A soldier’s daughter
The golden bowl of
the title is an artifact that comes to symbolize the flawed structure in which
the characters find themselves (it has a crack in it), and going solely from
how the film treats the object, it’s an apt symbol that nevertheless elucidates
nothing. James Ivory and his producing partner Ismail Merchant have been
subject for years to charges of negating the complexities of their
subject-matter by middle-brow tastefulness and lack of imagination – whether
historical/biographical (Surviving
Picasso, Jefferson in Paris) or literary adaptations (A Room with a View, Howard’s End). Ivory’s last film, A Soldier’s Daughter Never Cries, was
hardly noticed at all, but I thought it quite a departure, bearing an intuitive
free-form quality that made something quite mysterious out of the material. In
one scene, Ivory even seemed to be aping the kind of devices usually employed
by Spike Lee. The film left considerable uncertainty over its intentions, but it
was a satisfyingly adult kind of uncertainty.
A Soldier’s Daughter appears to have been an isolated experiment,
for The Golden Bowl reverts solidly
to meticulous portraiture and storytelling. Everything about the film is solid
and well judged (it essentially seems like a study in a fragile and illusionary
harmony undermined by the inevitabilities of money, propriety and human
limitation) – nothing about it is remarkable. The events and relationships
depicted here are intriguing, but no more so than any competent dramatist might
devise. The film’s best moments are isolated, to the extent that they often
seem disconnected from the rest. For example, near the end, Thurman leads a
tour of Nolte’s art exhibits. The camera travels down a Holbein portrait of Henry
VIII as she describes it. Her description is perfectly apt, and apposite to the
film’s themes in more subtle a manner than the eponymous bowl. When the frame
cut back from the texture of the painting to the scene as a whole , I felt a
distinct jolt of disappointment. There are perhaps seven or eight moments that
make such an impact. Certain moments with minor characters have a ripeness, or
frissons of surprise, that seems lacking in the central story (which Nolte
aside, is hampered by uninteresting casting).
Barry Lyndon
I don’t want to
regurgitate the article on Stanley Kubrick I wrote a few months ago, but Barry Lyndon may have provided an
unfortunate counterpoint in how it fuses form and content into a whole that’s
almost too rich and allusive to be assimilated. Kubrick’s film is famous for
some of the most painstaking period reconstruction ever attempted, but in
virtually every other respect it resists easy viewing – often through devices
and choices which assessed in isolation might have been said to make “no
sense.” Whether or not the film would be any more satisfying for knowledge of
Thackeray’s source novel, it’s certainly more satisfying for a knowledge of
Kubrick’s other films.
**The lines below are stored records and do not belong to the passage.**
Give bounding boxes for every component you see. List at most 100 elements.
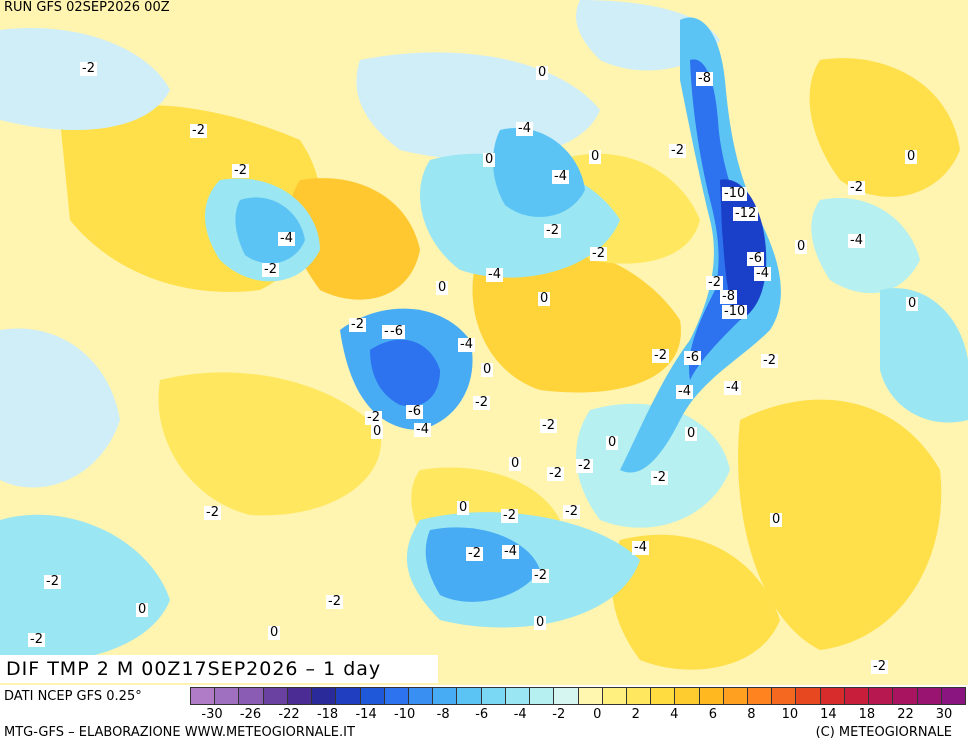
scale-tick-label: -26 — [239, 707, 262, 722]
scale-swatch — [625, 687, 651, 705]
contour-label: -2 — [466, 546, 483, 561]
contour-label: -2 — [28, 632, 45, 647]
scale-swatch — [529, 687, 554, 705]
contour-label: -2 — [652, 348, 669, 363]
scale-swatch — [335, 687, 360, 705]
contour-label: 0 — [371, 424, 384, 439]
scale-swatch — [795, 687, 820, 705]
scale-swatch — [456, 687, 481, 705]
scale-tick-label: -2 — [552, 707, 566, 722]
contour-label: -2 — [349, 317, 366, 332]
scale-tick-label: -6 — [475, 707, 489, 722]
contour-label: 0 — [795, 239, 808, 254]
contour-label: 0 — [906, 296, 919, 311]
contour-label: -2 — [262, 262, 279, 277]
contour-label: -2 — [590, 246, 607, 261]
contour-label: -8 — [696, 71, 713, 86]
scale-swatch — [819, 687, 844, 705]
scale-swatch — [383, 687, 408, 705]
contour-label: -4 — [516, 121, 533, 136]
contour-label: -4 — [552, 169, 569, 184]
scale-tick-label: -30 — [201, 707, 223, 722]
contour-label: -2 — [544, 223, 561, 238]
contour-label: 0 — [436, 280, 449, 295]
scale-swatch — [940, 687, 966, 705]
scale-tick-label: 14 — [820, 707, 837, 722]
scale-tick-label: 4 — [670, 707, 679, 722]
scale-tick-label: 22 — [897, 707, 914, 722]
contour-label: 0 — [589, 149, 602, 164]
contour-label: -2 — [204, 505, 221, 520]
scale-swatch — [238, 687, 263, 705]
contour-label: -2 — [326, 594, 343, 609]
scale-swatch — [553, 687, 578, 705]
contour-label: -2 — [190, 123, 207, 138]
scale-swatch — [504, 687, 530, 705]
scale-tick-label: -10 — [394, 707, 416, 722]
contour-label: -8 — [720, 289, 737, 304]
scale-swatch — [432, 687, 457, 705]
color-scale-bar — [190, 687, 966, 705]
run-title: RUN GFS 02SEP2026 00Z — [4, 0, 170, 15]
credit-right: (C) METEOGIORNALE — [815, 725, 952, 740]
scale-tick-label: -8 — [436, 707, 450, 722]
contour-label: -2 — [80, 61, 97, 76]
contour-label: 0 — [481, 362, 494, 377]
scale-swatch — [747, 687, 772, 705]
scale-swatch — [892, 687, 917, 705]
contour-label: -2 — [761, 353, 778, 368]
contour-label: 0 — [536, 65, 549, 80]
contour-label: -2 — [848, 180, 865, 195]
contour-label: -2 — [706, 275, 723, 290]
contour-label: -2 — [44, 574, 61, 589]
contour-label: -2 — [473, 395, 490, 410]
scale-tick-label: 2 — [631, 707, 640, 722]
contour-label: -2 — [532, 568, 549, 583]
scale-swatch — [577, 687, 602, 705]
scale-tick-label: -14 — [355, 707, 377, 722]
scale-swatch — [843, 687, 869, 705]
contour-label: -4 — [502, 544, 519, 559]
contour-label: -6 — [388, 324, 405, 339]
contour-label: -4 — [848, 233, 865, 248]
contour-label: 0 — [770, 512, 783, 527]
scale-swatch — [214, 687, 239, 705]
contour-label: -2 — [540, 418, 557, 433]
contour-label: -4 — [724, 380, 741, 395]
footer: DATI NCEP GFS 0.25° -30 -26 -22 -18 -14 -10 -8… — [0, 685, 968, 745]
contour-label: -2 — [547, 466, 564, 481]
color-scale-ticks: -30 -26 -22 -18 -14 -10 -8 -6 -4 -2 0 2 4 6 8 10 14 18 22 3… — [190, 707, 966, 723]
contour-label: -2 — [651, 470, 668, 485]
map-background — [0, 0, 968, 685]
scale-tick-label: 10 — [781, 707, 799, 722]
scale-swatch — [868, 687, 893, 705]
contour-label: -4 — [278, 231, 295, 246]
contour-label: -4 — [458, 337, 475, 352]
contour-label: -6 — [747, 251, 764, 266]
contour-label: 0 — [685, 426, 698, 441]
data-source-label: DATI NCEP GFS 0.25° — [4, 689, 142, 704]
scale-swatch — [722, 687, 748, 705]
contour-label: 0 — [534, 615, 547, 630]
temperature-difference-map: RUN GFS 02SEP2026 00Z 0 -2 -4 -6 -8 -10 … — [0, 0, 968, 685]
contour-label: 0 — [606, 435, 619, 450]
scale-swatch — [674, 687, 699, 705]
scale-swatch — [359, 687, 384, 705]
scale-tick-label: -22 — [278, 707, 300, 722]
contour-label: -2 — [576, 458, 593, 473]
contour-label: -2 — [669, 143, 686, 158]
scale-tick-label: 6 — [708, 707, 717, 722]
contour-label: 0 — [538, 291, 551, 306]
contour-label: -10 — [722, 304, 748, 319]
contour-label: -4 — [754, 266, 771, 281]
contour-label: -2 — [871, 659, 888, 674]
scale-swatch — [698, 687, 723, 705]
scale-swatch — [262, 687, 287, 705]
scale-swatch — [650, 687, 675, 705]
scale-tick-label: 18 — [858, 707, 876, 722]
contour-label: 0 — [905, 149, 918, 164]
contour-label: -4 — [486, 267, 503, 282]
contour-label: -4 — [414, 422, 431, 437]
contour-label: -2 — [365, 410, 382, 425]
scale-swatch — [916, 687, 941, 705]
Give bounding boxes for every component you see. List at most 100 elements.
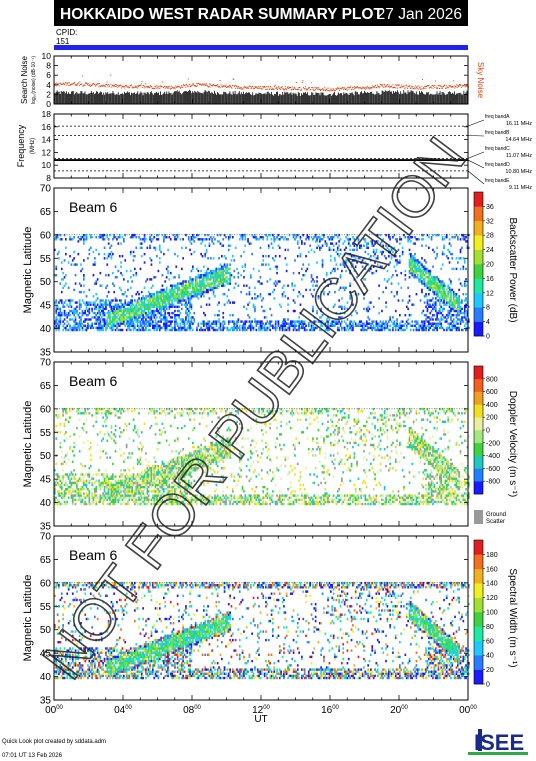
sky-noise-point <box>445 87 447 89</box>
power-cell <box>307 263 310 266</box>
power-cell <box>89 303 92 306</box>
power-cell <box>385 305 387 309</box>
power-cell <box>171 284 173 287</box>
velocity-cell <box>116 498 118 502</box>
velocity-cell <box>84 496 87 499</box>
power-cell <box>457 236 459 239</box>
power-cell <box>164 280 167 283</box>
power-cell <box>371 244 374 247</box>
power-cell <box>99 322 102 325</box>
power-cell <box>376 263 379 266</box>
power-cell <box>309 328 311 332</box>
velocity-cell <box>106 494 109 497</box>
power-cell <box>181 246 183 250</box>
power-cell <box>139 320 142 323</box>
power-cell <box>203 324 205 328</box>
power-cell <box>163 301 165 304</box>
power-cell <box>214 282 216 285</box>
power-cell <box>135 311 138 315</box>
power-cell <box>181 297 183 300</box>
power-cell <box>183 326 186 330</box>
power-cell <box>408 236 411 239</box>
power-cell <box>110 328 113 332</box>
power-cell <box>433 286 436 290</box>
power-cell <box>98 309 100 313</box>
velocity-cell <box>120 494 122 497</box>
power-cell <box>415 322 418 325</box>
power-cell <box>461 284 463 287</box>
power-cell <box>432 288 434 292</box>
power-cell <box>389 236 391 239</box>
velocity-cell <box>92 502 95 506</box>
power-cell <box>447 326 449 330</box>
power-cell <box>385 244 387 247</box>
power-cell <box>250 322 252 325</box>
power-cell <box>450 293 452 296</box>
power-cell <box>433 250 436 254</box>
velocity-cell <box>88 500 91 504</box>
sky-noise-point <box>89 84 91 86</box>
cpid-bar <box>54 45 468 50</box>
power-cell <box>98 322 100 325</box>
sky-noise-point <box>101 85 103 87</box>
power-cell <box>182 297 184 300</box>
power-cell <box>60 278 63 281</box>
sky-noise-point <box>421 79 423 80</box>
power-cell <box>383 255 386 258</box>
power-cell <box>364 324 367 328</box>
power-cell <box>168 311 171 315</box>
power-cell <box>323 236 325 239</box>
power-cell <box>468 326 470 330</box>
power-cell <box>164 311 167 315</box>
power-cell <box>107 322 110 325</box>
power-cell <box>179 297 182 300</box>
sky-noise-point <box>382 84 384 86</box>
power-cell <box>168 305 171 309</box>
power-cell <box>454 326 456 330</box>
power-cell <box>428 326 430 330</box>
power-cell <box>80 238 82 241</box>
sky-noise-point <box>61 83 63 85</box>
power-cell <box>136 305 139 309</box>
power-cell <box>266 280 269 283</box>
power-cell <box>361 259 364 262</box>
velocity-cell <box>91 494 93 497</box>
power-cell <box>338 305 340 309</box>
power-cell <box>353 248 356 252</box>
power-cell <box>259 326 262 330</box>
power-cell <box>255 322 258 325</box>
power-cell <box>244 265 247 268</box>
sky-noise-point <box>274 84 276 86</box>
power-cell <box>215 267 218 271</box>
velocity-cell <box>81 464 84 468</box>
velocity-cell <box>103 496 106 499</box>
power-cell <box>305 238 307 241</box>
power-cell <box>396 290 398 294</box>
power-cell <box>397 326 400 330</box>
power-cell <box>269 233 271 237</box>
velocity-cell <box>70 496 73 499</box>
velocity-cells <box>54 407 470 506</box>
power-cell <box>284 257 287 260</box>
sky-noise-point <box>444 87 446 89</box>
power-cell <box>241 236 244 239</box>
power-cell <box>274 326 277 330</box>
power-cell <box>167 248 169 252</box>
power-cell <box>334 324 336 328</box>
power-cell <box>94 322 96 325</box>
power-cell <box>99 320 102 323</box>
power-cell <box>457 299 459 302</box>
power-cell <box>183 288 186 292</box>
velocity-cell <box>80 502 82 506</box>
power-cell <box>128 326 131 330</box>
power-cell <box>114 276 117 279</box>
power-cell <box>327 322 329 325</box>
power-cell <box>85 305 88 309</box>
sky-noise-point <box>382 86 384 88</box>
power-cell <box>444 293 447 296</box>
power-cell <box>222 267 225 271</box>
power-cell <box>396 318 398 321</box>
power-cell <box>274 328 277 332</box>
power-cell <box>58 324 60 328</box>
power-cell <box>295 328 298 332</box>
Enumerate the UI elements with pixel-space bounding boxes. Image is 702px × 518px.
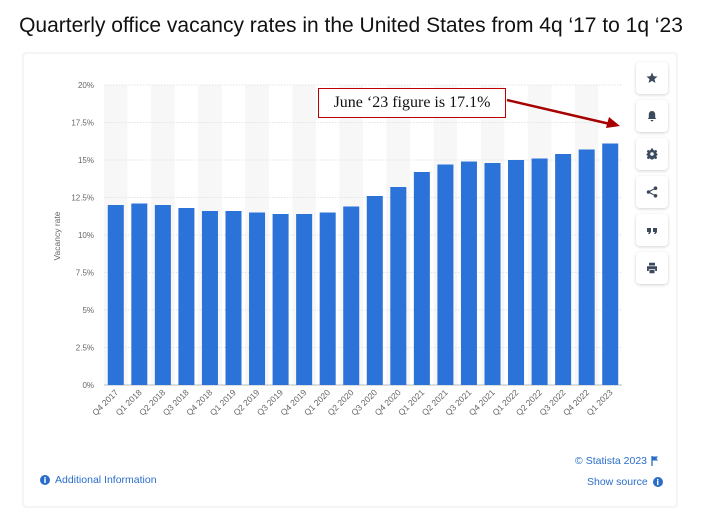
flag-icon [651, 456, 658, 466]
bar[interactable] [201, 211, 218, 385]
y-tick-label: 20% [78, 81, 94, 90]
bar[interactable] [296, 214, 313, 385]
additional-information-label: Additional Information [55, 474, 157, 486]
bell-icon [647, 111, 657, 122]
additional-information-link[interactable]: i Additional Information [40, 474, 157, 486]
bar[interactable] [413, 172, 430, 385]
print-button[interactable] [636, 252, 668, 284]
gear-icon [646, 148, 658, 160]
x-tick-label: Q1 2023 [585, 387, 615, 417]
bar[interactable] [484, 163, 501, 385]
bar[interactable] [508, 160, 525, 385]
bar[interactable] [343, 206, 360, 386]
bar[interactable] [390, 187, 407, 385]
page-title: Quarterly office vacancy rates in the Un… [19, 14, 683, 37]
bar[interactable] [107, 205, 124, 385]
info-icon: i [652, 477, 663, 487]
y-axis-label: Vacancy rate [52, 211, 62, 260]
y-tick-labels: 0% 2.5% 5% 7.5% 10% 12.5% 15% 17.5% 20% [71, 81, 94, 390]
bar[interactable] [366, 196, 383, 385]
y-tick-label: 0% [82, 381, 94, 390]
annotation-arrow [506, 98, 620, 128]
print-icon [647, 262, 657, 274]
bar[interactable] [154, 205, 171, 385]
share-button[interactable] [636, 176, 668, 208]
bar[interactable] [131, 203, 148, 386]
quote-icon [647, 228, 657, 234]
bars [107, 143, 619, 386]
bar[interactable] [555, 154, 572, 385]
bar[interactable] [460, 161, 477, 386]
y-tick-label: 10% [78, 231, 94, 240]
notification-button[interactable] [636, 100, 668, 132]
bar[interactable] [437, 164, 454, 386]
y-tick-label: 17.5% [71, 119, 94, 128]
bar[interactable] [602, 143, 619, 386]
settings-button[interactable] [636, 138, 668, 170]
bar[interactable] [249, 212, 266, 386]
bar[interactable] [225, 211, 242, 385]
credit-label: © Statista 2023 [575, 455, 647, 467]
y-tick-label: 5% [82, 306, 94, 315]
y-tick-label: 2.5% [76, 344, 94, 353]
cite-button[interactable] [636, 214, 668, 246]
share-icon [646, 186, 658, 198]
y-tick-label: 7.5% [76, 269, 94, 278]
y-tick-label: 15% [78, 156, 94, 165]
bar[interactable] [531, 158, 548, 386]
favorite-button[interactable] [636, 62, 668, 94]
show-source-label: Show source [587, 476, 648, 488]
show-source-link[interactable]: Show source i [587, 476, 663, 488]
bar[interactable] [178, 208, 195, 385]
bar[interactable] [578, 149, 595, 386]
chart-toolbar [636, 62, 668, 284]
bar[interactable] [319, 212, 336, 386]
info-icon: i [40, 475, 50, 485]
y-tick-label: 12.5% [71, 194, 94, 203]
statista-credit[interactable]: © Statista 2023 [575, 455, 659, 467]
annotation-callout: June ‘23 figure is 17.1% [318, 88, 506, 118]
bar[interactable] [272, 214, 289, 385]
star-icon [646, 72, 658, 83]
Which I think is a good way for cinema to work.
Just about everything
in The Golden Bowl “makes sense” of
sorts, but in a hermetic manner that smacks of limited ambition – limited, at
least, in any sense that’s not defined with reference to the source novel. I
see no plausible course here other than to cite Ivory’s film as an occasion on
which one should indeed stick with the book. Some may want to extrapolate this
into a broader comment on the whole business of adapting literature into
cinema, but as a non-reader of novels, I’ve never thought that restriction
necessary. It’s just that after nine days spent staring at the ceiling, and
having made a conscious effort to see a film rather than read a book, it would
have been nice to be better and more specifically rewarded for it.